産卵(2000.4.22)

そんな4月のある日私は朝から発熱し内臓の調子が悪くなる風邪を引いて会社を休みました.会社に電話したあと崩れるようにベッドに沈み,睡眠をとった後,10時頃空腹に耐え兼ね階下に降りると,妻が"金魚が卵を産んだ"と言っています.その時は"ふーんそんなこともあるんだ"とぼーっとした頭で考えた程度でした.それよりも私はすぐに食事がほしかったのですが,近くのスーパーの特売があるからと妻はそのまま出かけてしまいました.

すぐに帰ってくるといっていた割に妻と娘はなかなか帰ってきません.私は空腹を忘れるために金魚の水槽を覗き込みました.すると金魚に食い荒らされてしまった水草や,樹脂性の造花ならぬ造草にもプツプツとタラコのような粒がついています.ちょっと見た限りでは十数個が見つかりました.ところが,観ている傍から金魚は自分の産み落とした卵を食べているではないですか.永代にわたり人間に養殖されてきた金魚は子育てをするといった本能や,自分の産んだ卵は食べないといった道徳(?)さえも忘れ去ってしまっているのです.ああ,空しい...

といってもこちとら病人ですので金魚の卵を救うために別の水槽を用意したりする気力が起きません.特売に殺到した主婦の皆さんと長い列に並び疲れて帰ってきた妻にその旨伝え,朝食にありつくまで約1時間半.妻によると,昨日水換えをしたばかりで,今日の朝からいきなり小さい方が大きい方のお尻をつつき追い回していたそうです.すると水草に取り付いた卵を発見したとのこと.そのうち妻が見ている前でもポロポロと産卵するようになったようでした.妻も自分が産んだ卵を食べる様子を発見して胸を痛めている様子.で,それを話半分で聞き,つかれまくった私は再び2階へ.この時点では卵を産んだとしてもちゃんと受精したかわからなかったし,そもそもこのような環境で卵が孵るとは思っていませんでした.

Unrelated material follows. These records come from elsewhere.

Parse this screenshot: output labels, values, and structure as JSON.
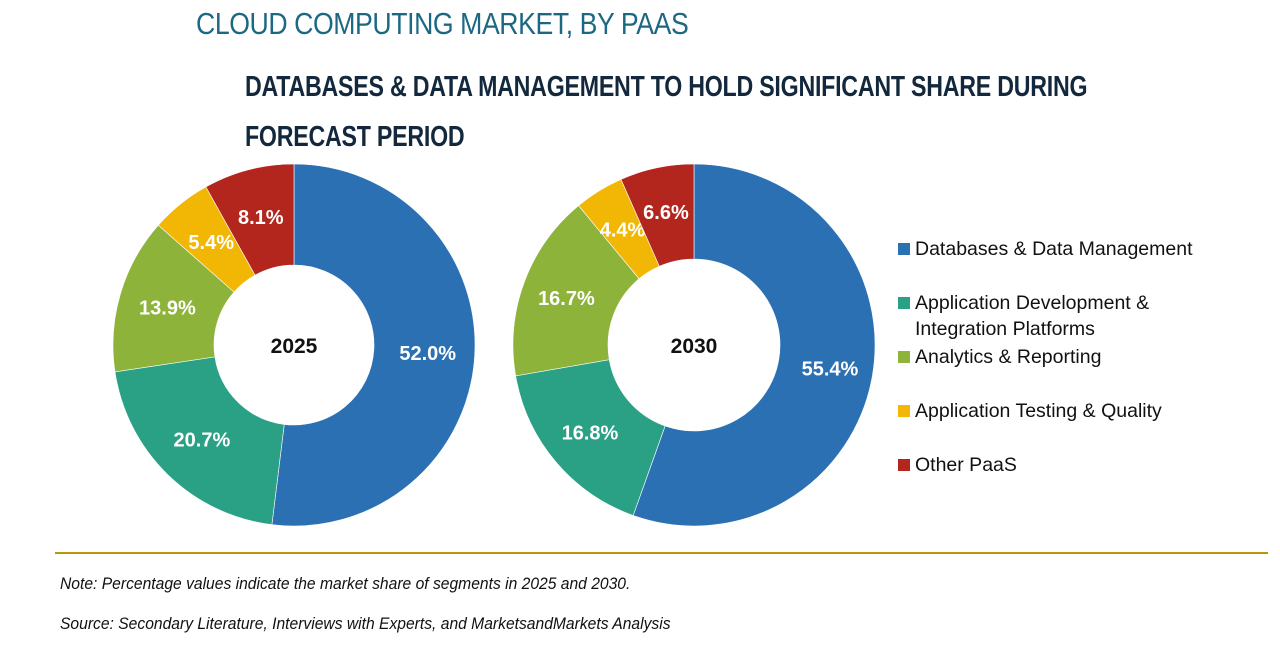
{
  "title": "CLOUD COMPUTING MARKET, BY PAAS",
  "subtitle_lines": [
    "DATABASES & DATA MANAGEMENT TO HOLD SIGNIFICANT SHARE DURING",
    "FORECAST PERIOD"
  ],
  "chart_data": [
    {
      "type": "pie",
      "variant": "donut",
      "center_label": "2025",
      "categories": [
        "Databases & Data Management",
        "Application Development & Integration Platforms",
        "Analytics & Reporting",
        "Application Testing & Quality",
        "Other PaaS"
      ],
      "values": [
        52.0,
        20.7,
        13.9,
        5.4,
        8.1
      ],
      "labels": [
        "52.0%",
        "20.7%",
        "13.9%",
        "5.4%",
        "8.1%"
      ]
    },
    {
      "type": "pie",
      "variant": "donut",
      "center_label": "2030",
      "categories": [
        "Databases & Data Management",
        "Application Development & Integration Platforms",
        "Analytics & Reporting",
        "Application Testing & Quality",
        "Other PaaS"
      ],
      "values": [
        55.4,
        16.8,
        16.7,
        4.4,
        6.6
      ],
      "labels": [
        "55.4%",
        "16.8%",
        "16.7%",
        "4.4%",
        "6.6%"
      ]
    }
  ],
  "legend": {
    "placement": "right",
    "items": [
      {
        "label_lines": [
          "Databases & Data Management"
        ],
        "color": "#2b70b3"
      },
      {
        "label_lines": [
          "Application Development &",
          "Integration Platforms"
        ],
        "color": "#2aa185"
      },
      {
        "label_lines": [
          "Analytics & Reporting"
        ],
        "color": "#8db33a"
      },
      {
        "label_lines": [
          "Application Testing & Quality"
        ],
        "color": "#f2b705"
      },
      {
        "label_lines": [
          "Other PaaS"
        ],
        "color": "#b3261e"
      }
    ]
  },
  "colors": {
    "title": "#1c6883",
    "divider": "#b8960f"
  },
  "footer": {
    "note": "Note: Percentage values indicate the market share of segments in 2025 and 2030.",
    "source": "Source: Secondary Literature, Interviews with Experts, and MarketsandMarkets Analysis"
  }
}
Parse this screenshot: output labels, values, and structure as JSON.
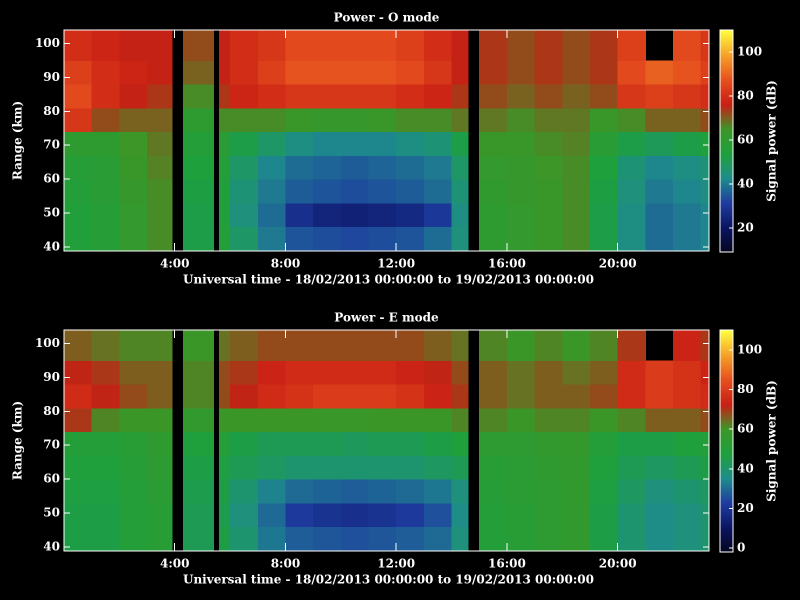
{
  "chart_data": [
    {
      "type": "heatmap",
      "title": "Power - O mode",
      "x_label": "Universal time - 18/02/2013 00:00:00 to 19/02/2013 00:00:00",
      "y_label": "Range (km)",
      "colorbar_label": "Signal power (dB)",
      "x_bins": [
        0,
        1,
        2,
        3,
        3.9,
        4.3,
        5.4,
        5.6,
        6,
        7,
        8,
        9,
        10,
        11,
        12,
        13,
        14,
        14.6,
        15,
        16,
        17,
        18,
        19,
        20,
        21,
        22,
        23,
        23.3
      ],
      "y_bins": [
        39,
        46,
        53,
        60,
        67,
        74,
        81,
        88,
        95,
        104
      ],
      "values": [
        [
          55,
          57,
          62,
          66,
          null,
          52,
          null,
          56,
          48,
          40,
          35,
          34,
          33,
          34,
          35,
          38,
          45,
          null,
          60,
          62,
          64,
          66,
          52,
          44,
          38,
          40,
          42
        ],
        [
          55,
          57,
          62,
          66,
          null,
          52,
          null,
          55,
          45,
          38,
          28,
          25,
          24,
          25,
          26,
          30,
          44,
          null,
          60,
          62,
          64,
          66,
          52,
          44,
          38,
          40,
          42
        ],
        [
          56,
          58,
          63,
          66,
          null,
          53,
          null,
          55,
          46,
          40,
          36,
          35,
          34,
          35,
          36,
          38,
          46,
          null,
          61,
          63,
          64,
          66,
          53,
          45,
          40,
          42,
          44
        ],
        [
          57,
          58,
          64,
          67,
          null,
          54,
          null,
          56,
          48,
          42,
          38,
          37,
          36,
          37,
          38,
          40,
          48,
          null,
          62,
          63,
          65,
          66,
          54,
          46,
          42,
          44,
          46
        ],
        [
          60,
          60,
          65,
          68,
          null,
          56,
          null,
          58,
          52,
          48,
          44,
          42,
          42,
          42,
          44,
          46,
          52,
          null,
          64,
          64,
          66,
          67,
          58,
          52,
          50,
          52,
          54
        ],
        [
          82,
          72,
          70,
          70,
          null,
          60,
          null,
          66,
          66,
          66,
          64,
          63,
          63,
          64,
          66,
          66,
          68,
          null,
          68,
          66,
          68,
          68,
          64,
          66,
          70,
          70,
          72
        ],
        [
          86,
          80,
          76,
          74,
          null,
          66,
          null,
          74,
          78,
          80,
          82,
          82,
          82,
          82,
          80,
          78,
          74,
          null,
          72,
          70,
          72,
          70,
          72,
          82,
          84,
          82,
          80
        ],
        [
          84,
          80,
          78,
          76,
          null,
          70,
          null,
          76,
          80,
          84,
          88,
          88,
          88,
          88,
          86,
          82,
          76,
          null,
          74,
          72,
          74,
          72,
          74,
          86,
          90,
          88,
          84
        ],
        [
          80,
          78,
          76,
          76,
          null,
          72,
          null,
          76,
          80,
          82,
          86,
          86,
          86,
          86,
          84,
          80,
          76,
          null,
          74,
          72,
          74,
          72,
          74,
          84,
          null,
          86,
          82
        ]
      ],
      "xlim": [
        0,
        23.3
      ],
      "ylim": [
        38.8,
        104
      ],
      "xticks": [
        {
          "value": 4,
          "label": "4:00"
        },
        {
          "value": 8,
          "label": "8:00"
        },
        {
          "value": 12,
          "label": "12:00"
        },
        {
          "value": 16,
          "label": "16:00"
        },
        {
          "value": 20,
          "label": "20:00"
        }
      ],
      "yticks": [
        40,
        50,
        60,
        70,
        80,
        90,
        100
      ],
      "clim": [
        9,
        110
      ],
      "cticks": [
        20,
        40,
        60,
        80,
        100
      ],
      "colorscale": [
        "#05051e",
        "#0a1460",
        "#1e3ca0",
        "#1e8c8c",
        "#1ea03c",
        "#3c9628",
        "#c81e14",
        "#e6501e",
        "#f5a028",
        "#ffff3c"
      ]
    },
    {
      "type": "heatmap",
      "title": "Power - E mode",
      "x_label": "Universal time - 18/02/2013 00:00:00 to 19/02/2013 00:00:00",
      "y_label": "Range (km)",
      "colorbar_label": "Signal power (dB)",
      "x_bins": [
        0,
        1,
        2,
        3,
        3.9,
        4.3,
        5.4,
        5.6,
        6,
        7,
        8,
        9,
        10,
        11,
        12,
        13,
        14,
        14.6,
        15,
        16,
        17,
        18,
        19,
        20,
        21,
        22,
        23,
        23.3
      ],
      "y_bins": [
        39,
        46,
        53,
        60,
        67,
        74,
        81,
        88,
        95,
        104
      ],
      "values": [
        [
          46,
          46,
          50,
          52,
          null,
          44,
          null,
          46,
          40,
          32,
          28,
          27,
          26,
          27,
          28,
          30,
          38,
          null,
          50,
          52,
          54,
          56,
          46,
          40,
          36,
          38,
          40
        ],
        [
          46,
          46,
          50,
          52,
          null,
          44,
          null,
          45,
          38,
          30,
          22,
          20,
          19,
          20,
          22,
          26,
          36,
          null,
          50,
          52,
          54,
          56,
          46,
          40,
          36,
          38,
          40
        ],
        [
          47,
          47,
          50,
          53,
          null,
          45,
          null,
          46,
          40,
          34,
          30,
          29,
          28,
          29,
          30,
          32,
          38,
          null,
          51,
          53,
          54,
          56,
          47,
          42,
          38,
          40,
          42
        ],
        [
          48,
          48,
          51,
          54,
          null,
          46,
          null,
          47,
          44,
          42,
          40,
          40,
          40,
          40,
          40,
          42,
          44,
          null,
          52,
          53,
          55,
          56,
          48,
          44,
          42,
          44,
          46
        ],
        [
          50,
          50,
          52,
          55,
          null,
          48,
          null,
          50,
          46,
          44,
          44,
          44,
          43,
          44,
          44,
          46,
          48,
          null,
          54,
          54,
          56,
          57,
          50,
          46,
          46,
          48,
          50
        ],
        [
          70,
          62,
          60,
          60,
          null,
          56,
          null,
          60,
          60,
          60,
          60,
          59,
          59,
          60,
          60,
          60,
          62,
          null,
          62,
          60,
          62,
          62,
          60,
          62,
          66,
          66,
          68
        ],
        [
          76,
          72,
          68,
          66,
          null,
          62,
          null,
          68,
          72,
          76,
          78,
          80,
          80,
          80,
          78,
          74,
          70,
          null,
          66,
          64,
          66,
          66,
          68,
          76,
          80,
          78,
          76
        ],
        [
          72,
          70,
          66,
          66,
          null,
          62,
          null,
          68,
          70,
          74,
          76,
          76,
          76,
          76,
          74,
          72,
          68,
          null,
          66,
          64,
          66,
          64,
          66,
          76,
          80,
          78,
          74
        ],
        [
          66,
          64,
          62,
          62,
          null,
          60,
          null,
          64,
          66,
          68,
          68,
          68,
          68,
          68,
          68,
          66,
          64,
          null,
          62,
          60,
          62,
          60,
          62,
          70,
          null,
          74,
          70
        ]
      ],
      "xlim": [
        0,
        23.3
      ],
      "ylim": [
        38.8,
        104
      ],
      "xticks": [
        {
          "value": 4,
          "label": "4:00"
        },
        {
          "value": 8,
          "label": "8:00"
        },
        {
          "value": 12,
          "label": "12:00"
        },
        {
          "value": 16,
          "label": "16:00"
        },
        {
          "value": 20,
          "label": "20:00"
        }
      ],
      "yticks": [
        40,
        50,
        60,
        70,
        80,
        90,
        100
      ],
      "clim": [
        -2,
        110
      ],
      "cticks": [
        0,
        20,
        40,
        60,
        80,
        100
      ],
      "colorscale": [
        "#05051e",
        "#0a1460",
        "#1e3ca0",
        "#1e8c8c",
        "#1ea03c",
        "#3c9628",
        "#c81e14",
        "#e6501e",
        "#f5a028",
        "#ffff3c"
      ]
    }
  ]
}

あまりの気持ちの悪さに苦しむこともなく爆睡した後,再び階下に降りた私は妻が卵を親金魚のいる水槽から別の水槽に取り分けているのを見ました.妻も居たたまれなくなって取り分けたそうです.それでも取っているそばから親金魚は卵を食べまくり,最終的に取り出せた卵はごく一部だったようです.それでも見た限りでは100ヶ以上はあります.目が悪い私が見た限りですから実際はもっとあるんでしょうか?

翌日は会社に出ました.夜,なんとか情報がないことには始まらないと思い.インターネットで金魚の産卵についてのwebを探し,ひたすら読みあさりました.それによるとやっぱり親金魚が卵を食べてしまうのは当たり前のことらしいです.金魚だけでなく熱帯魚なんかでもそれは常識で,産卵のときは産卵槽という別の水槽の中で産卵させ,産卵したらすぐに元の水槽に親金魚を移すという方法を取るらしいです.それには親金魚が産卵するタイミングを見計らったり,産卵を促すような環境を整えてやったりする必要があるらしいです.具体的に言うと暖かい水に変えてやったりするらしいです.

でもうちの場合は場当たり的に産卵を目撃したがゆえにこういうことをしているわけです.恐らく今までの私の生涯で金魚を育てていたことは何度もありましたが,こういった事は初めてではあります.しかし,実は産卵したのを見逃していただけかもしれません.今になって思えばかわいそうなことをしたなと思います.